These quotes are from the end of the book, where at 18, after being turned out of her family's house and dwelling in deep depression, she gets a job at Hecht's department store in Washington, DC, and her life takes a sharp turn to happiness. The time is the early 1950s.
It was an era of lavish employment. Since then, the Personnel Department, with its echo of "personal," has been replaced by Human Resources, with its echo of iron ore, petroleum, and other profit potentials, but those were softer days...
[She describes how companies in that era kept on incompetent employees, provided free access to a doctor, and other perks.] Cynics might say that this corporate kindliness was designed to forestall the unions--which it did--but kindness is kindness and I lapped it up like a stray cat. Starting out in this generous atmosphere shaped my whole working life as a lark: jobs should be fun and bosses gentle, if not this one, then the next; plenty more where this one came from. Nobody nowadays expects to have fun at work.

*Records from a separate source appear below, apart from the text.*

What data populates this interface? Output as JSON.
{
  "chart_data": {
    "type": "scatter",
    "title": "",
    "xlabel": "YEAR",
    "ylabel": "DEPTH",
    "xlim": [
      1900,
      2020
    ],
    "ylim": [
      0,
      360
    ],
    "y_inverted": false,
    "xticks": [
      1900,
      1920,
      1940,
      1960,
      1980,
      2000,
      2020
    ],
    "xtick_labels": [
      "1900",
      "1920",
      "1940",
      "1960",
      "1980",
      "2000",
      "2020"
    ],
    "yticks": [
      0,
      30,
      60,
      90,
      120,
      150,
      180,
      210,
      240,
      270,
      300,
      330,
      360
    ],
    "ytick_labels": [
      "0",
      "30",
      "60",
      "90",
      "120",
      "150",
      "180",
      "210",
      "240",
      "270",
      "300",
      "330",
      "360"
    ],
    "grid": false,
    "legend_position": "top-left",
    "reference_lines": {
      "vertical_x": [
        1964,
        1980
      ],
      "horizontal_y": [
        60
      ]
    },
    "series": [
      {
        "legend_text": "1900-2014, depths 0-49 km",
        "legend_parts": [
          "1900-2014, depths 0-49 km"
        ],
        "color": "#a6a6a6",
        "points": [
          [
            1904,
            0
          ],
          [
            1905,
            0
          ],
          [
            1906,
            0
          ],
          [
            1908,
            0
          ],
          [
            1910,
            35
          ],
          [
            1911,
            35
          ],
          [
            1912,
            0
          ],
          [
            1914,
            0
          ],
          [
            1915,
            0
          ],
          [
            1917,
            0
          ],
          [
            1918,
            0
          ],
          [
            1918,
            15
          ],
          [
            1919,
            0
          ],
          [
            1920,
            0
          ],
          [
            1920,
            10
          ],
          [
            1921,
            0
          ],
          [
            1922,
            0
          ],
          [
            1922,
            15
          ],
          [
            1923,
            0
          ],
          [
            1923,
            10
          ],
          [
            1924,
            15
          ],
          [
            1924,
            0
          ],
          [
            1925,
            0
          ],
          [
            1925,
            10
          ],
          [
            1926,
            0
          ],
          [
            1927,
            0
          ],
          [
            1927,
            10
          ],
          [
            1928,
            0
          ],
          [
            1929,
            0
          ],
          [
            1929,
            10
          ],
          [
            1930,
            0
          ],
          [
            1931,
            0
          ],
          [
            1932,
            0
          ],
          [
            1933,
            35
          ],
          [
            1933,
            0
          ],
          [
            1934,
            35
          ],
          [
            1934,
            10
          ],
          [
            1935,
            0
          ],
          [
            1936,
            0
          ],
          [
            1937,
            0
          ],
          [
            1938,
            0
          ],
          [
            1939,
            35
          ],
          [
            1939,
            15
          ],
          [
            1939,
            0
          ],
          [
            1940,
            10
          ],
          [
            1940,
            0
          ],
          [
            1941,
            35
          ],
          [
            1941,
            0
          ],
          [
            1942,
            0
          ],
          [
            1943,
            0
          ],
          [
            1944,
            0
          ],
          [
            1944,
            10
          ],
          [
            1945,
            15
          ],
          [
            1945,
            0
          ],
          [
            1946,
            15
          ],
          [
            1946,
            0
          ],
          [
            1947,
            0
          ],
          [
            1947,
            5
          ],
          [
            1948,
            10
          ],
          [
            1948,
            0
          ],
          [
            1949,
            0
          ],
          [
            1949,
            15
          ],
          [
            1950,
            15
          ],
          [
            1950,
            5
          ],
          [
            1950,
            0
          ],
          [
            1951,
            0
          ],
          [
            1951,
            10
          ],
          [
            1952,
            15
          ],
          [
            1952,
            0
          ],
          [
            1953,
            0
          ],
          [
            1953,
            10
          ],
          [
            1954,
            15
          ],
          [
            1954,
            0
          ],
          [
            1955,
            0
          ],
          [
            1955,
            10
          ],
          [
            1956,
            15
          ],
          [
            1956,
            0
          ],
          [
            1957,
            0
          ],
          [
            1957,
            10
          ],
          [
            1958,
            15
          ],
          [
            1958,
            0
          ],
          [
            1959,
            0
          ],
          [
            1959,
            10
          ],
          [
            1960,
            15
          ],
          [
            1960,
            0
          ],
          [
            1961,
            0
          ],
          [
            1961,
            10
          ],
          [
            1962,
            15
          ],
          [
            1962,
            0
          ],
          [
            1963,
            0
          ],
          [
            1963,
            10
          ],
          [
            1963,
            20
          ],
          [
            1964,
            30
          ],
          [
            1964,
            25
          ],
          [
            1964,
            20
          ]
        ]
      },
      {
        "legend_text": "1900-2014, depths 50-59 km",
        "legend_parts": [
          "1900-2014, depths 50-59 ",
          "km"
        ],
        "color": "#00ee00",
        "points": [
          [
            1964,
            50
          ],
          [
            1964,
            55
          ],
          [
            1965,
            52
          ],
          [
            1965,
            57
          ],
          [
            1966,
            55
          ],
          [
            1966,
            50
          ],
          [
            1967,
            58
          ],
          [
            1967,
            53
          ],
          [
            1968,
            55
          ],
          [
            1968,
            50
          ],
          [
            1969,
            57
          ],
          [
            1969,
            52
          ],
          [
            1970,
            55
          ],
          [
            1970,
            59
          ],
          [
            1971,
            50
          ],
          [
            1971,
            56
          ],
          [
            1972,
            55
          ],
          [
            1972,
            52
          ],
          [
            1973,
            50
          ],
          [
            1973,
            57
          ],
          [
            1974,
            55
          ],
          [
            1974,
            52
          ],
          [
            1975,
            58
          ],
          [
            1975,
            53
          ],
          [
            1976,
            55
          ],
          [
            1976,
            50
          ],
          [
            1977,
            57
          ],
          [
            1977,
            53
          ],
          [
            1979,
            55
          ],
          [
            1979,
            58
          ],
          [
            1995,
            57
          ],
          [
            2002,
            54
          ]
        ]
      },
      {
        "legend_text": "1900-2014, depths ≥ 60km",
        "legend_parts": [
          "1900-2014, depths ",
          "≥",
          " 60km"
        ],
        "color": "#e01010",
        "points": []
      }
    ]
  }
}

They want to get rich instead, but I could see from the start that the two were probably incompatible; too much pay would mean taking the work seriously. Believing it was important. The less money I needed to make, the more elbow room I'd have for fun. I held firm to this resolve through good times and bum times...
...Virginia Woolf, speaking from a different world, said what we needed, what women needed, was "a room of one's own" and a modest allowance so we wouldn't be distracted by money wories. But under what guarantee? What happens when our benefactor whimsically cancels the lease on our room and cuts off our funds? No, Mrs. Woolf. A job, Mrs. Woolf.